[BioSQL-l] gff in biosql; biosql, gbrowse observations
hlapp at gnf.org
Thu Mar 3 18:00:45 EST 2005
On Mar 3, 2005, at 1:25 PM, Genevieve DeClerck wrote:
> I've been playing around with a test biosql database I have running
> (with gbrowse frontend and mysql rdbms). Using the
> 'load_seqdatabase.pl' script I can successfully load a genbank file
> (NC_004578.gbk, the TIGR-annotated P. syringae chromosome) into a
> mysql biosql database. However, when I try to load a gff file with
> additional syringae data I run in to problems - it appears that GFF is
> not supported by biosql?? (I don't see it as a valid format in SeqIO/
> or any mention in the docs).
Biosql itself doesn't support or not support specific formats - it's
whatever bioperl supports.
There is two caveats to this statement:
1) load_seqdatabase.pl instantiates a SeqIO-compliant (or in fact a
Bio::ClusterIO-compliant) parser and thus expects Bio::SeqI (or
Bio::ClusterI) objects coming from the parser. In order to use a parser
that returns different objects (like Bio::SeqFeatureI from the
Bio::FeatureIO system if I understand things correctly) you at this
point would have to write a variant of load_seqdatabase.pl that deals
with this. Although it shouldn't be difficult (or so I suppose) it
doesn't come off the shelf right now.
2) The biosql schema does distinguish between 'bioentries' and
seqfeatures and has a not-null constraint on the foreign key from
seqfeature to bioentry. That is, puristically speaking biosql does not
support features without a sequence object that holds them. So, if you
had a Bio::FeatureIO::gff parser that returns SeqFeatureI objects
without attached sequence, you either need to artificially make up a
sequence or you cannot load those features into biosql.

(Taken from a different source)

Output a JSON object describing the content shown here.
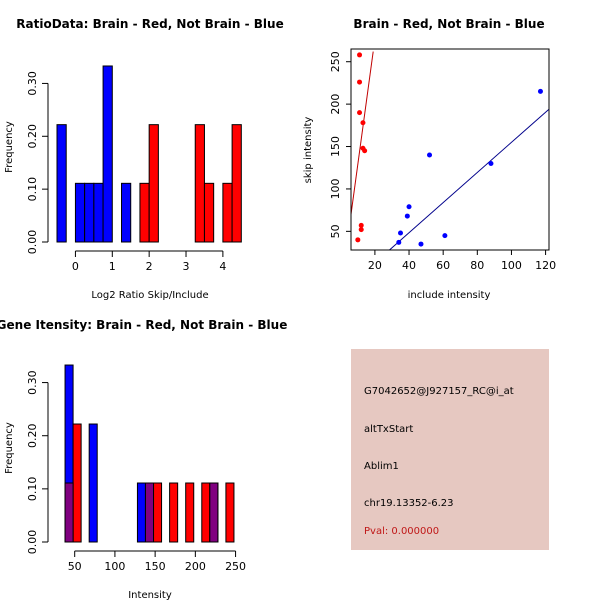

> Also, when I take a look at the data in the biosql database, I see a
> lot of empty tables and empty fields. The bulk of the data loads into
> these tables: location, seqfeature, seqfeature_qualifier_value. One
> table I expected to see data in is dbxref - I was surprized to see
> this completely empty because there are db_xrefs defined throughout
> the gbk file I loaded.
GenBank has dbxrefs in obscure places in the feature table. The
Bio::SeqIO::genbank parser will not make an attempt to parse dbxrefs
out of feature annotation - you have to write this yourself, e.g., as a
SeqProcessor (this is what I do for e.g. RefSeq).
Alternatively, use EMBL format as input which has designated tags for
dbxrefs that are parsed accordingly by the SeqIO::embl parser.
> Other tables that are empty: bioentry_dbxref, bioentry_path,
> bioentry_relationship, dbxref_qualifier_value,
> location_qualifier_value, seqfeature_dbxref, seqfeature_path
> seqfeature_relationship, term_* (all term tables except 'term').
The bioperl parser or the loader will not do black magic by themselves
- you only get the information that is in there and that is properly
tagged. A genbank record does not contain relationships to other
records other than (obscured) dbxrefs, so bioentry_relationship will
not be populated by it. A ClusterIO stream will populate that table,
e.g. when parsing UniGene. bioentry_path is meant for the transitive
closure over bioentry_relationship and you have to compute it yourself
at this point. seqfeature_relationship will not get populated from a
genbank file as the feature table in genbank (and embl) is flat. In
order to load relationships between terms you will need to load the
ontology that defines them. term_path is again the transitive closure
table (the load_ontology.pl script _will_ optionally compute the
transitive closure). If dbxref is empty then association tables with it
will of course also be empty.
> As for empty fields, I would not have expected the 'display_name' in
> table 'seqfeature' to be empty/NULL.
It is empty because none of the bioperl SeqIO parsers populates it.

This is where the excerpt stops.